In 2006, Scott and Anton Barbeau released the collaborative CD What If It Works. Scott graciously submitted to another email interview for Glorious Noise with me, in which I tried to bring up to speed what had happened in the interim, as well as promote the CD. During the course of that interview, he made some joking reference to being happy that What If It Works was outselling the Grease 2 soundtrack on Amazon. To my horror, my editor sort of tacked on his own paragraph to the end of the article I submitted (without noting that it was from him, not me) what he thought was his own jokey rejoinder saying that it wasn’t so, that as of the publication of the article, Grease 2 was indeed still outselling What If It Works. I emailed Scott to apologize for it, especially since it was being passed off as something I had written when the opposite was true. Scott took it in stride, and said something to the effect that he had always had better success making his music than promoting it.

And that was that. I kept up reading his online Ask Scott column, the serialized Music: What Happened? columns as they came out, and watched enviously from Chicago as Scott would perform the occasional show in the San Francisco area where he lived, but not tour outside of California. I knew that his computer day job he’d held during his musical career was now something he could concentrate on more fully, as well as getting married and having two wonderful daughters.

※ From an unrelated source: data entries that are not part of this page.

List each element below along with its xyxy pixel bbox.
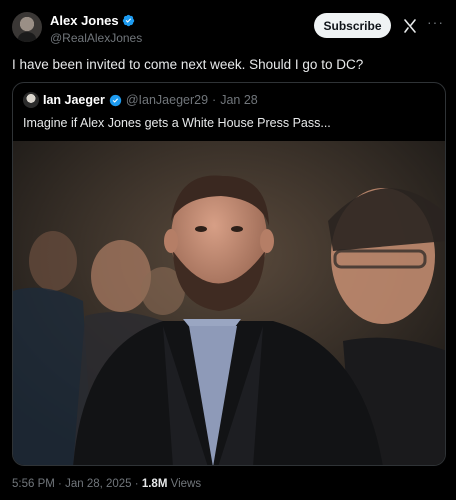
quoted-tweet-date[interactable]: Jan 28 (220, 93, 258, 107)
subscribe-button[interactable]: Subscribe (314, 13, 391, 38)
tweet-date[interactable]: Jan 28, 2025 (65, 478, 132, 490)
tweet-header: Alex Jones @RealAlexJones Subscribe ··· (12, 10, 446, 50)
quoted-tweet-photo[interactable] (13, 141, 446, 466)
tweet-footer: 5:56 PM · Jan 28, 2025 · 1.8M Views (12, 478, 201, 490)
tweet-time[interactable]: 5:56 PM (12, 478, 55, 490)
author-avatar[interactable] (12, 12, 42, 42)
footer-separator-2: · (134, 478, 139, 490)
quoted-tweet-header: Ian Jaeger @IanJaeger29 · Jan 28 (23, 92, 258, 108)
quoted-tweet[interactable]: Ian Jaeger @IanJaeger29 · Jan 28 Imagine… (12, 82, 446, 466)
grok-icon[interactable] (402, 18, 418, 34)
footer-separator: · (58, 478, 62, 490)
quoted-author-handle[interactable]: @IanJaeger29 (126, 93, 208, 107)
author-name-text[interactable]: Alex Jones (50, 13, 119, 28)
quoted-verified-badge-icon (109, 94, 122, 106)
quoted-author-avatar[interactable] (23, 92, 39, 108)
views-count[interactable]: 1.8M (142, 478, 168, 490)
quoted-meta-separator: · (212, 93, 217, 107)
tweet-text: I have been invited to come next week. S… (12, 57, 364, 72)
author-display-name[interactable]: Alex Jones (50, 13, 142, 28)
views-label: Views (170, 478, 202, 490)
quoted-tweet-text: Imagine if Alex Jones gets a White House… (23, 116, 331, 130)
quoted-author-name[interactable]: Ian Jaeger (43, 93, 105, 107)
author-name-block[interactable]: Alex Jones @RealAlexJones (50, 13, 142, 45)
verified-badge-icon (122, 14, 134, 27)
author-handle[interactable]: @RealAlexJones (50, 31, 142, 45)
more-options-icon[interactable]: ··· (427, 14, 444, 30)
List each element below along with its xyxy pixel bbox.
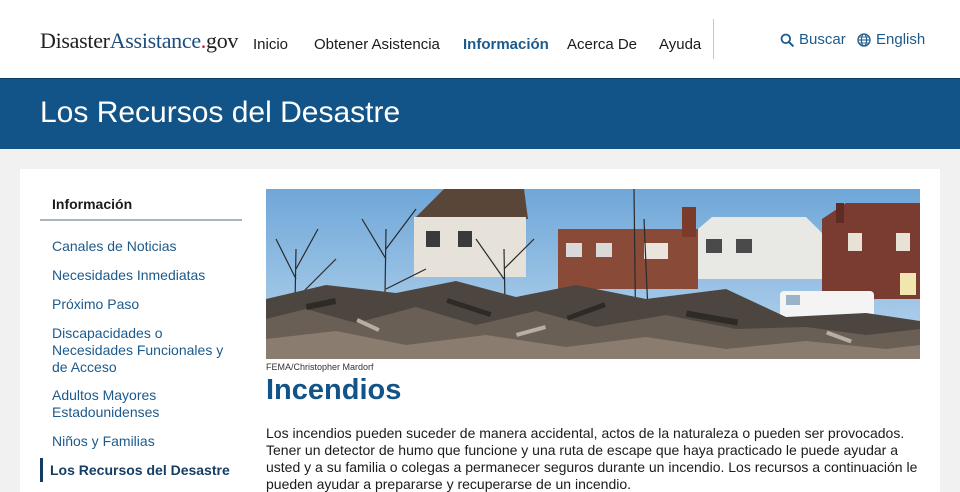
sidebar-heading: Información [52, 196, 133, 212]
language-toggle[interactable]: English [857, 31, 925, 48]
site-header: DisasterAssistance.gov Inicio Obtener As… [0, 0, 960, 78]
sidebar-item-canales-de-noticias[interactable]: Canales de Noticias [52, 238, 232, 255]
nav-divider [713, 19, 714, 59]
sidebar-item-proximo-paso[interactable]: Próximo Paso [52, 296, 232, 313]
nav-informacion[interactable]: Información [463, 36, 549, 53]
language-label: English [876, 31, 926, 48]
article-body: Los incendios pueden suceder de manera a… [266, 425, 918, 492]
logo-part-assistance: Assistance [109, 28, 201, 53]
sidebar-item-necesidades-inmediatas[interactable]: Necesidades Inmediatas [52, 267, 232, 284]
logo-part-disaster: Disaster [40, 28, 110, 53]
search-icon [780, 33, 794, 47]
sidebar-divider [40, 219, 242, 221]
globe-icon [857, 32, 871, 47]
page-title: Los Recursos del Desastre [40, 96, 401, 129]
sidebar-current-indicator [40, 458, 43, 482]
site-logo[interactable]: DisasterAssistance.gov [40, 28, 238, 54]
image-caption: FEMA/Christopher Mardorf [266, 362, 374, 372]
sidebar-item-ninos-y-familias[interactable]: Niños y Familias [52, 433, 232, 450]
nav-obtener-asistencia[interactable]: Obtener Asistencia [314, 36, 440, 53]
sidebar-item-adultos-mayores[interactable]: Adultos Mayores Estadounidenses [52, 387, 232, 421]
hero-image [266, 189, 920, 359]
nav-ayuda[interactable]: Ayuda [659, 36, 701, 53]
nav-inicio[interactable]: Inicio [253, 36, 288, 53]
sidebar-item-discapacidades[interactable]: Discapacidades o Necesidades Funcionales… [52, 325, 232, 376]
sidebar-item-recursos-del-desastre[interactable]: Los Recursos del Desastre [50, 462, 230, 479]
search-label: Buscar [799, 31, 846, 48]
page-banner: Los Recursos del Desastre [0, 78, 960, 149]
logo-part-gov: gov [206, 28, 239, 53]
search-button[interactable]: Buscar [780, 31, 846, 48]
article-title: Incendios [266, 374, 402, 406]
nav-acerca-de[interactable]: Acerca De [567, 36, 637, 53]
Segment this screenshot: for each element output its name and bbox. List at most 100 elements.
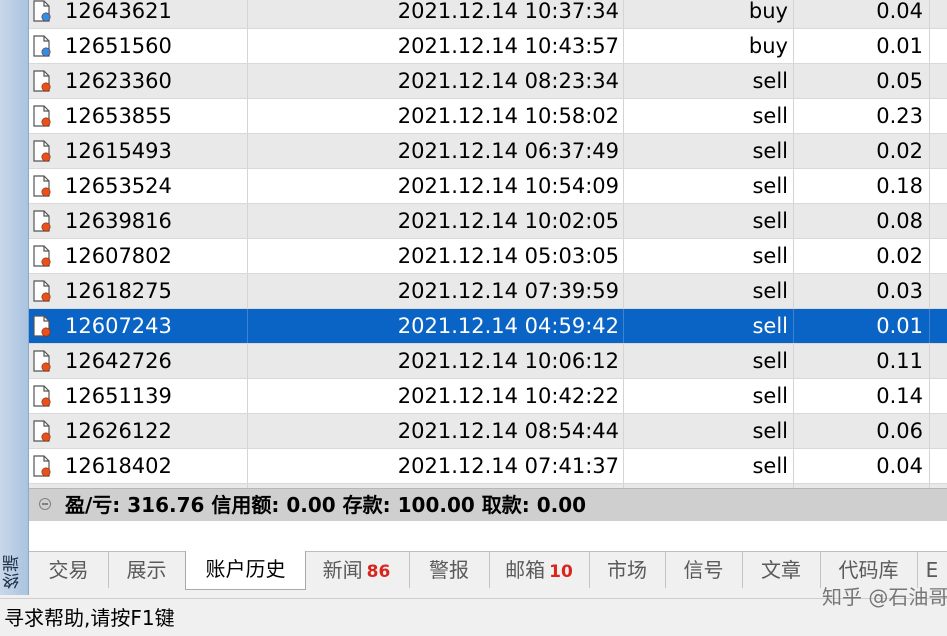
- sell-order-icon: [33, 449, 59, 483]
- sell-order-icon: [33, 64, 59, 98]
- table-row[interactable]: 12653524 2021.12.14 10:54:09 sell 0.18: [29, 169, 947, 204]
- order-volume: 0.06: [876, 419, 923, 443]
- order-type: sell: [752, 454, 788, 478]
- order-time: 2021.12.14 08:23:34: [397, 69, 619, 93]
- tab-label: 警报: [429, 558, 469, 582]
- status-bar: 寻求帮助,请按F1键: [0, 598, 947, 636]
- tab-label: 交易: [48, 558, 89, 582]
- tab-6[interactable]: 市场: [589, 552, 666, 588]
- tab-label: 信号: [683, 558, 724, 582]
- order-time: 2021.12.14 10:02:05: [397, 209, 619, 233]
- tab-badge: 86: [366, 562, 391, 582]
- tab-1[interactable]: 展示: [108, 552, 186, 588]
- order-type: sell: [752, 349, 788, 373]
- tab-7[interactable]: 信号: [665, 552, 743, 588]
- terminal-side-bar[interactable]: 终端: [0, 0, 29, 595]
- watermark: 知乎 @石油哥: [822, 585, 947, 609]
- sell-order-icon: [33, 169, 59, 203]
- order-type: sell: [752, 104, 788, 128]
- order-time: 2021.12.14 10:42:22: [397, 384, 619, 408]
- table-row[interactable]: 12642726 2021.12.14 10:06:12 sell 0.11: [29, 344, 947, 379]
- table-row[interactable]: 12651139 2021.12.14 10:42:22 sell 0.14: [29, 379, 947, 414]
- sell-order-icon: [33, 274, 59, 308]
- table-blank-area: [29, 521, 947, 551]
- order-time: 2021.12.14 04:59:42: [397, 314, 619, 338]
- tab-label: E: [925, 558, 939, 582]
- tab-label: 邮箱: [505, 558, 546, 582]
- table-row[interactable]: 12643621 2021.12.14 10:37:34 buy 0.04: [29, 0, 947, 29]
- table-row[interactable]: 12607802 2021.12.14 05:03:05 sell 0.02: [29, 239, 947, 274]
- order-id: 12651139: [65, 384, 172, 408]
- order-time: 2021.12.14 10:43:57: [397, 34, 619, 58]
- order-id: 12623360: [65, 69, 172, 93]
- terminal-label: 终端: [3, 555, 23, 589]
- tab-label: 新闻: [322, 558, 363, 582]
- table-row[interactable]: 12623360 2021.12.14 08:23:34 sell 0.05: [29, 64, 947, 99]
- order-type: sell: [752, 139, 788, 163]
- order-volume: 0.04: [876, 0, 923, 23]
- order-volume: 0.11: [876, 349, 923, 373]
- order-volume: 0.01: [876, 34, 923, 58]
- order-volume: 0.03: [876, 279, 923, 303]
- order-time: 2021.12.14 10:54:09: [397, 174, 619, 198]
- tab-label: 展示: [126, 558, 167, 582]
- table-row[interactable]: 12615493 2021.12.14 06:37:49 sell 0.02: [29, 134, 947, 169]
- status-text: 寻求帮助,请按F1键: [4, 606, 175, 630]
- sell-order-icon: [33, 99, 59, 133]
- order-volume: 0.05: [876, 69, 923, 93]
- sell-order-icon: [33, 134, 59, 168]
- order-volume: 0.04: [876, 454, 923, 478]
- account-history-table: 12643621 2021.12.14 10:37:34 buy 0.04 126515…: [29, 0, 947, 519]
- table-row[interactable]: 12618402 2021.12.14 07:41:37 sell 0.04: [29, 449, 947, 484]
- order-time: 2021.12.14 10:06:12: [397, 349, 619, 373]
- sell-order-icon: [33, 414, 59, 448]
- order-time: 2021.12.14 08:54:44: [397, 419, 619, 443]
- sell-order-icon: [33, 239, 59, 273]
- table-row[interactable]: 12653855 2021.12.14 10:58:02 sell 0.23: [29, 99, 947, 134]
- order-id: 12651560: [65, 34, 172, 58]
- order-id: 12643621: [65, 0, 172, 23]
- order-type: sell: [752, 419, 788, 443]
- summary-text: 盈/亏: 316.76 信用额: 0.00 存款: 100.00 取款: 0.0…: [65, 493, 587, 517]
- tab-8[interactable]: 文章: [742, 552, 821, 588]
- order-id: 12653855: [65, 104, 172, 128]
- tab-label: 文章: [761, 558, 801, 582]
- order-id: 12607243: [65, 314, 172, 338]
- tab-0[interactable]: 交易: [29, 552, 109, 588]
- order-type: sell: [752, 69, 788, 93]
- order-time: 2021.12.14 06:37:49: [397, 139, 619, 163]
- order-id: 12618275: [65, 279, 172, 303]
- order-time: 2021.12.14 05:03:05: [397, 244, 619, 268]
- order-volume: 0.08: [876, 209, 923, 233]
- order-id: 12615493: [65, 139, 172, 163]
- tab-2[interactable]: 账户历史: [185, 551, 306, 590]
- order-time: 2021.12.14 10:37:34: [397, 0, 619, 23]
- collapse-icon[interactable]: [39, 498, 51, 510]
- order-type: sell: [752, 244, 788, 268]
- sell-order-icon: [33, 204, 59, 238]
- table-row[interactable]: 12607243 2021.12.14 04:59:42 sell 0.01: [29, 309, 947, 344]
- order-time: 2021.12.14 10:58:02: [397, 104, 619, 128]
- order-time: 2021.12.14 07:39:59: [397, 279, 619, 303]
- table-row[interactable]: 12639816 2021.12.14 10:02:05 sell 0.08: [29, 204, 947, 239]
- order-time: 2021.12.14 07:41:37: [397, 454, 619, 478]
- order-type: sell: [752, 279, 788, 303]
- tab-label: 代码库: [838, 558, 899, 582]
- tab-3[interactable]: 新闻 86: [304, 552, 410, 588]
- tab-4[interactable]: 警报: [409, 552, 490, 588]
- table-row[interactable]: 12626122 2021.12.14 08:54:44 sell 0.06: [29, 414, 947, 449]
- table-row[interactable]: 12651560 2021.12.14 10:43:57 buy 0.01: [29, 29, 947, 64]
- sell-order-icon: [33, 379, 59, 413]
- order-volume: 0.02: [876, 139, 923, 163]
- order-type: sell: [752, 174, 788, 198]
- order-id: 12653524: [65, 174, 172, 198]
- order-type: sell: [752, 209, 788, 233]
- order-volume: 0.14: [876, 384, 923, 408]
- order-volume: 0.23: [876, 104, 923, 128]
- order-id: 12607802: [65, 244, 172, 268]
- table-row[interactable]: 12618275 2021.12.14 07:39:59 sell 0.03: [29, 274, 947, 309]
- order-type: sell: [752, 384, 788, 408]
- order-volume: 0.01: [876, 314, 923, 338]
- tab-5[interactable]: 邮箱 10: [489, 552, 590, 588]
- tab-label: 账户历史: [205, 557, 286, 581]
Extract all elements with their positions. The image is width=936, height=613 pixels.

I guess I always hoped that Scott might be coaxed back into recording, releasing another album and touring nationally behind it. But it wasn’t to be. Scott’s passing is still hurting me incredibly; not only is there now a musical void, knowing that such a great guy like Scott is no longer with us really hurts. I honestly have never been this affected by the passing of any other of my musical heroes; maybe because Scott was always so generous with his time, his thoughts, his humor with all of his fans, the fact that he never pulled a “star turn” and tried to distance himself from us, maybe that’s why not only I but so many of us who are fans of his music, maybe that’s why we’re still in such shock and heart sick. Scott’s passing doesn’t make sense; he was too young. I know his music, and the memories we have of him will live on forever (we fans will see that he achieves immortality in that sense), but like another fan's tribute to him alluded to, I think many of us would trade in every last LP / CD / mp3 we own if it meant he were still here. This one hurts, and for me, it probably will for a really long time. Thank you Scott for your generosity in so many areas both musically and personally; may you go gently to the other side, and please tell everyone there that you meet that we miss them, too.